Have a look at this article: http://www.edwardrosten.com/code/fp_template.html
(from this article)
First you have to think about how to represent a floating point number in memory:
struct this_is_a_floating_point_number
{
static const unsigned int mant = ???;
static const int expo = ???;
static const bool posi = ???;
};
Then you'd have to consider how to do basic calculations with this representation. Some might be easy to implement and be rather fast at runtime (multiply or divide by 2 come to mind)
Division might be harder and, for instance, Newtons algorithm could be used to calculate the answer.
Finally, smart approximations and generated values in tables might speed up the calculations at run time.
Many years ago C++ templates helped me getting floating point calculations on an Intel 386 SX
In the end I learned a lot of math and C++ but decided at the same time to buy a co-processor.
Especially the polynomial algorithms and the smart lookup tables; who needs a cosine or tan function when you have sine function, helped a lot in thinking about using integers for floating point arithmetic. Taylor series were a revelation too.
In systems without any floating-point hardware, the CPU emulates it using a series of simpler fixed-point arithmetic operations that run on the integer arithmetic logic unit.
Take a look at the wikipedia page: Floating-point_unit#Floating-point_library as you might find more info.

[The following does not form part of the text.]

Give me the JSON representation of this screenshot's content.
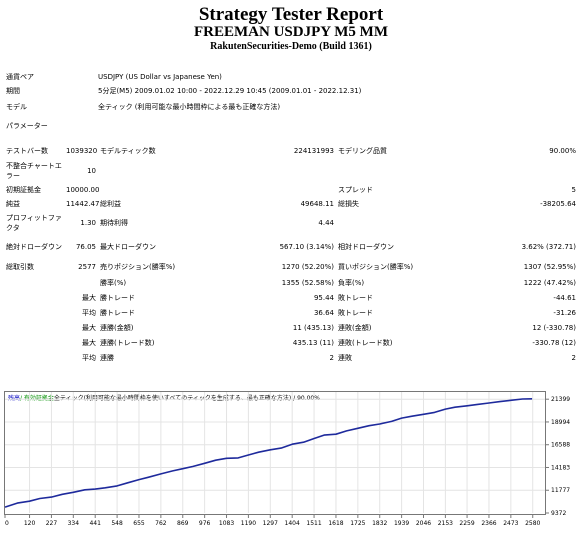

It is not actually the cpu who emulates the instructions. The floating point operations for low end cpu's are made out of integer arithmetic instructions and the compiler is the one which generates those instructions. Basically the compiler (tool chain) comes with a floating point library containing floating point functions.
The short answer is "slowly". Specialized hardware can do tasks like extracting groups of bits that are not necessarily byte-aligned very fast. Software can do everything that can be done by specialized hardware, but tends to take much longer to do it.
Read "The complete Spectrum ROM disassembly" at http://www.worldofspectrum.org/documentation.html to see examples of floating point computations on an 8 bit Z80 processor.
For things like sine functions, you precompute a few values then interpolate using Chebyshev polynomials.